Group authority mappings

Now we need to map our existing users to groups, and the groups to authorities. This is done in the security-groups-mappings.sql file. Mapping based on groups can be convenient because often, organizations already have a logical group of users for various reasons. By utilizing the existing groupings of users, we can drastically simplify our configuration. This is how a layer of indirection helps us.

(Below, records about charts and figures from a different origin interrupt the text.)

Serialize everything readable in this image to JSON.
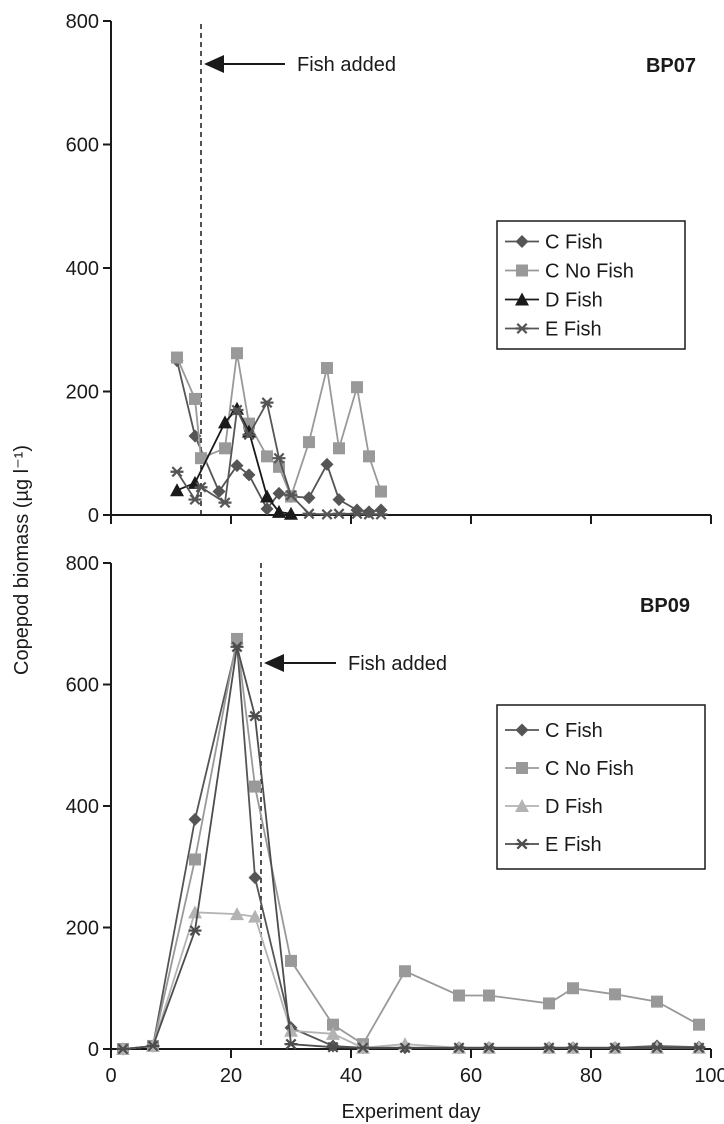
{
  "chart_data": [
    {
      "type": "line",
      "panel_label": "BP07",
      "annotation": "Fish added",
      "fish_added_day": 15,
      "xlim": [
        0,
        100
      ],
      "ylim": [
        0,
        800
      ],
      "yticks": [
        "0",
        "200",
        "400",
        "600",
        "800"
      ],
      "xticks": [
        "",
        "",
        "",
        "",
        "",
        ""
      ],
      "xlabel": "",
      "ylabel": "Copepod biomass (µg l⁻¹)",
      "grid": false,
      "legend_position": "right",
      "series": [
        {
          "name": "C Fish",
          "color": "#555555",
          "marker": "diamond",
          "x": [
            11,
            14,
            18,
            21,
            23,
            26,
            28,
            30,
            33,
            36,
            38,
            41,
            43,
            45
          ],
          "y": [
            250,
            128,
            38,
            80,
            65,
            10,
            35,
            30,
            28,
            82,
            25,
            8,
            5,
            8
          ]
        },
        {
          "name": "C No Fish",
          "color": "#999999",
          "marker": "square",
          "x": [
            11,
            14,
            15,
            19,
            21,
            23,
            26,
            28,
            30,
            33,
            36,
            38,
            41,
            43,
            45
          ],
          "y": [
            255,
            188,
            92,
            108,
            262,
            148,
            95,
            78,
            30,
            118,
            238,
            108,
            207,
            95,
            38
          ]
        },
        {
          "name": "D Fish",
          "color": "#1a1a1a",
          "marker": "triangle",
          "x": [
            11,
            14,
            19,
            21,
            23,
            26,
            28,
            30
          ],
          "y": [
            40,
            52,
            150,
            172,
            135,
            30,
            5,
            2
          ]
        },
        {
          "name": "E Fish",
          "color": "#555555",
          "marker": "star",
          "x": [
            11,
            14,
            15,
            19,
            21,
            23,
            26,
            28,
            30,
            33,
            36,
            38,
            41,
            43,
            45
          ],
          "y": [
            70,
            25,
            45,
            20,
            170,
            130,
            182,
            92,
            32,
            2,
            1,
            2,
            2,
            1,
            1
          ]
        }
      ]
    },
    {
      "type": "line",
      "panel_label": "BP09",
      "annotation": "Fish added",
      "fish_added_day": 25,
      "xlim": [
        0,
        100
      ],
      "ylim": [
        0,
        800
      ],
      "yticks": [
        "0",
        "200",
        "400",
        "600",
        "800"
      ],
      "xticks": [
        "0",
        "20",
        "40",
        "60",
        "80",
        "100"
      ],
      "xlabel": "Experiment day",
      "ylabel": "Copepod biomass (µg l⁻¹)",
      "grid": false,
      "legend_position": "right",
      "series": [
        {
          "name": "C Fish",
          "color": "#555555",
          "marker": "diamond",
          "x": [
            2,
            7,
            14,
            21,
            24,
            30,
            37,
            42,
            49,
            58,
            63,
            73,
            77,
            84,
            91,
            98
          ],
          "y": [
            0,
            5,
            378,
            668,
            282,
            35,
            5,
            2,
            2,
            2,
            2,
            2,
            2,
            2,
            5,
            3
          ]
        },
        {
          "name": "C No Fish",
          "color": "#999999",
          "marker": "square",
          "x": [
            2,
            7,
            14,
            21,
            24,
            30,
            37,
            42,
            49,
            58,
            63,
            73,
            77,
            84,
            91,
            98
          ],
          "y": [
            0,
            5,
            312,
            675,
            432,
            145,
            40,
            8,
            128,
            88,
            88,
            75,
            100,
            90,
            78,
            40
          ]
        },
        {
          "name": "D Fish",
          "color": "#b3b3b3",
          "marker": "triangle",
          "x": [
            2,
            7,
            14,
            21,
            24,
            30,
            37,
            42,
            49,
            58,
            63,
            73,
            77,
            84,
            91,
            98
          ],
          "y": [
            0,
            5,
            225,
            222,
            218,
            30,
            25,
            2,
            8,
            2,
            2,
            2,
            2,
            2,
            2,
            2
          ]
        },
        {
          "name": "E Fish",
          "color": "#4d4d4d",
          "marker": "star",
          "x": [
            2,
            7,
            14,
            21,
            24,
            30,
            37,
            42,
            49,
            58,
            63,
            73,
            77,
            84,
            91,
            98
          ],
          "y": [
            0,
            5,
            195,
            662,
            548,
            8,
            3,
            2,
            2,
            2,
            2,
            2,
            2,
            2,
            2,
            2
          ]
        }
      ]
    }
  ]
}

We have included the group definitions, group to authority mappings, and a few users in the following group mapping:

    //src/main/resources/database/h2/security-groups-mappings.sql

    -- Create the Groups

    insert into groups(group_name) values ('Users');
    insert into groups(group_name) values ('Administrators');

    -- Map the Groups to Roles

    insert into group_authorities(group_id, authority)
    select id,'ROLE_USER' from groups where group_name='Users';
    insert into group_authorities(group_id, authority)
    select id,'ROLE_USER' from groups where
    group_name='Administrators';
    insert into group_authorities(group_id, authority)
    select id,'ROLE_ADMIN' from groups where
    group_name='Administrators';

    -- Map the users to Groups

    insert into group_members(group_id, username)
    select id,'user1@example.com' from groups where
    group_name='Users';
    insert into group_members(group_id, username)
    select id,'admin1@example.com' from groups where
    group_name='Administrators';
    ...

Go ahead and start the application, and it will behave just as before; however, the additional layer of abstraction between the users and roles simplifies the managing of large groups of users.

Your code should now look like calendar04.02-calendar.